Guriqbal has been doing Bhangra competitively for the past 4 years. He is one of the head choreographers for our competitive Bhangra team called P.A.N.J. and has helped lead the P.A.N.J. Boys to multiple top-three finishes across North America. He believes that your facial expressions are one of the most important aspects of Bhangra. Onlookers’ eyes generally tend to focus on a dancers face, so it is imperative that you mesmerize the audience with your facial energy. He also currently attends University where he is majoring in finance.
Kiran has over 11 years of professional and competitive bhangra dance experience. She is the co-founder, choreographer and coach of the first all-female competitive team, UBC Girlz Bhangra. This award winning team has led the emergence of all female, competitive bhangra teams in North America. Her recent notable achievements include performing and opening for the 2009 Juno Awards with Russell Peters and at the 2010 BC Olympic Victory Ceremonies. Kiran currently sits on the Board of Directors for the Vancouver International Bhangra Celebration Society (VIBC), which is a not-for-profit organization dedicated to elevating and promoting Bhangra in Vancouver. In 2011, she also cofounded a South Asian Dance and Lifestyle company called Folkfit and continues to share her passion for dance through teaching others. Kiran is also a certified Zumba instructor.

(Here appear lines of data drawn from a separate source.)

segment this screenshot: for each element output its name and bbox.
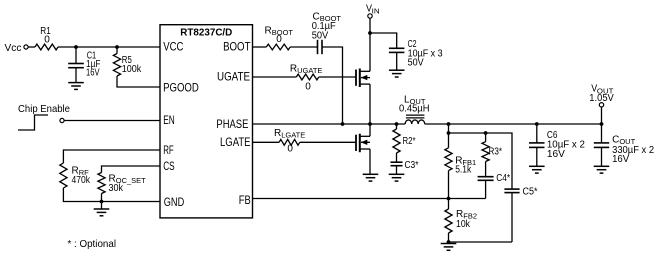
pin BOOT [223,39,251,53]
svg-text:R2*: R2* [403,136,416,147]
node Vcc input terminal [5,42,29,54]
junction node VOUT-RFB1 [447,122,451,126]
wire RLGATE to Q2 gate [300,141,356,143]
pin PGOOD [163,81,199,95]
wire RUGATE to Q1 gate [319,76,356,78]
svg-text:VCC: VCC [163,40,183,54]
ground RF/CS rail [94,202,110,216]
svg-text:FB: FB [239,193,251,207]
capacitor C3* [391,153,419,174]
svg-text:0: 0 [305,82,311,93]
wire phase node segment [343,123,406,125]
svg-text:0.45µH: 0.45µH [399,104,430,115]
capacitor C6 [529,124,585,166]
svg-text:RUGATE: RUGATE [290,64,323,76]
transistor Q1 high-side NMOS [356,69,370,88]
resistor RLGATE [274,128,305,154]
wire feedback sub-rail [449,133,513,189]
svg-text:UGATE: UGATE [217,70,250,84]
pin FB [239,193,251,207]
inductor LOUT [399,94,430,124]
capacitor C2 [389,39,443,70]
capacitor C1 [68,47,100,83]
node VIN input [366,4,380,19]
wire RBOOT to CBOOT [290,46,317,48]
svg-text:EN: EN [163,113,175,127]
resistor RBOOT [265,26,294,50]
svg-text:10k: 10k [456,219,471,230]
svg-text:GND: GND [164,195,185,209]
resistor R2* [393,124,416,153]
svg-text:30k: 30k [109,183,124,194]
wire Vcc terminal to R1 [28,46,35,48]
wire C2 branch [370,33,397,48]
pin RF [163,143,174,157]
pin CS [163,159,175,173]
wire ROC_SET bottom [101,194,103,202]
wire R5 to PGOOD pin [117,76,160,87]
ground C2 [389,70,405,77]
resistor RFB2 [445,199,477,243]
resistor R3* [482,133,502,162]
ground C6 [529,166,545,173]
svg-text:50V: 50V [408,58,424,69]
svg-text:* : Optional: * : Optional [68,238,117,250]
junction node VOUT-C6 [535,122,539,126]
ground C3* [389,174,405,181]
wire VIN down [369,18,371,33]
pin UGATE [217,70,250,84]
op-amp U1 RT8237C/D controller box [160,25,253,218]
resistor RRF [60,163,91,188]
svg-text:50V: 50V [312,30,329,41]
svg-text:16V: 16V [612,154,629,165]
junction node C1 tap [74,45,78,49]
junction node phase-CBOOT [341,122,345,126]
resistor R5 [113,47,142,76]
svg-text:RLGATE: RLGATE [274,128,305,140]
node VOUT output terminal [589,83,614,107]
node Chip Enable input [18,103,70,130]
svg-text:0: 0 [44,35,50,46]
wire inductor to output node [425,123,602,125]
junction node ground rail [100,200,104,204]
ground COUT [594,166,610,173]
svg-text:Chip Enable: Chip Enable [18,103,70,115]
capacitor C4* [478,162,511,199]
svg-text:5.1k: 5.1k [455,165,472,176]
ground C1 [68,83,84,90]
capacitor CBOOT [312,12,342,55]
wire VIN junction to Q1 drain [369,33,371,71]
svg-text:16V: 16V [547,149,565,160]
junction node R5 tap [115,45,119,49]
svg-text:CS: CS [163,159,175,173]
junction node phase-Q1 [368,122,372,126]
svg-text:0: 0 [287,143,293,154]
svg-text:IN: IN [372,7,380,16]
wire EN [64,120,160,122]
ground RFB2 [441,242,457,250]
wire Q2 drain to phase [369,124,371,136]
junction node VOUT terminal tap [600,122,604,126]
svg-text:LGATE: LGATE [220,135,251,149]
svg-text:0: 0 [276,34,282,45]
wire R1 to VCC pin [58,46,160,48]
wire RFB1 branch top [448,124,450,148]
resistor RFB1 [445,148,476,199]
pin VCC [163,40,183,54]
wire RF pin to RRF [63,150,160,163]
junction node RFB2 ground [447,240,451,244]
svg-text:RF: RF [163,143,174,157]
svg-text:100k: 100k [122,64,142,75]
wire UGATE pin to RUGATE [253,76,297,78]
svg-text:C4*: C4* [496,173,510,184]
junction node sub-rail at RFB1 [447,131,451,135]
pin EN [163,113,175,127]
wire PHASE pin to phase node [253,123,343,125]
junction node phase-R2 snubber [395,122,399,126]
text optional note [68,238,117,250]
resistor R1 [35,26,58,50]
resistor RUGATE [290,64,323,93]
pin GND [164,195,185,209]
svg-text:R3*: R3* [489,147,503,158]
svg-text:C3*: C3* [405,160,419,171]
wire RRF bottom to ground rail [63,188,160,202]
wire LGATE pin to RLGATE [253,141,280,143]
ground Q2 source [363,174,379,181]
svg-text:PGOOD: PGOOD [163,81,199,95]
wire FB pin to divider [253,198,486,200]
transistor Q2 low-side NMOS [356,134,370,153]
wire VOUT terminal down [601,107,603,124]
wire Q1 source to phase [369,84,371,124]
svg-text:Vcc: Vcc [5,42,22,54]
wire CS pin to ROC_SET [102,166,161,173]
wire Q2 source to ground [369,149,371,174]
svg-text:RT8237C/D: RT8237C/D [180,28,232,39]
wire BOOT pin to RBOOT [253,46,267,48]
svg-text:470k: 470k [72,175,91,186]
wire C5 bottom to ground rail [449,241,513,243]
svg-text:BOOT: BOOT [223,39,251,53]
junction node VIN-C2 [368,31,372,35]
capacitor C5* [504,186,537,242]
pin LGATE [220,135,251,149]
junction node FB divider [447,197,451,201]
capacitor COUT [594,124,655,166]
pin PHASE [216,117,248,131]
resistor ROC_SET [98,173,146,195]
svg-text:PHASE: PHASE [216,117,248,131]
svg-text:16V: 16V [86,67,100,78]
svg-text:C5*: C5* [523,186,538,197]
wire CBOOT to phase node [322,47,343,124]
junction node sub-rail at R3 [484,131,488,135]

Born in South Africa, Trisha Rampersad has been dancing since the age of four. When she immigrated to Canada with her family, she found her love for dance in Kathak. Trisha has studied with the Nritya Manjaree School of Kathak Dance for nine years, under the direction of Mrs. Madhu Khare. In August of 2004, she performed “Nrityangan,” a graduation performance, earning her the title of “Nrityamani.” Trisha has been privileged to attend classes and workshops held by the present day greats in the Kathak world (Pdt. Bhirju Maharaj Ji, Kumudini Lakhia, Maulik Shah, Aditi Mangaldas, Saswati Sen) and she continues to further her learning. Her passion lies in the fusion of the various dance forms, as she believes that there is truth within art. “Dance, this spiritual movement, transcends all boundaries we mere humans have inflicted upon this Earth. It frees the soul and fuels the spiritual journey."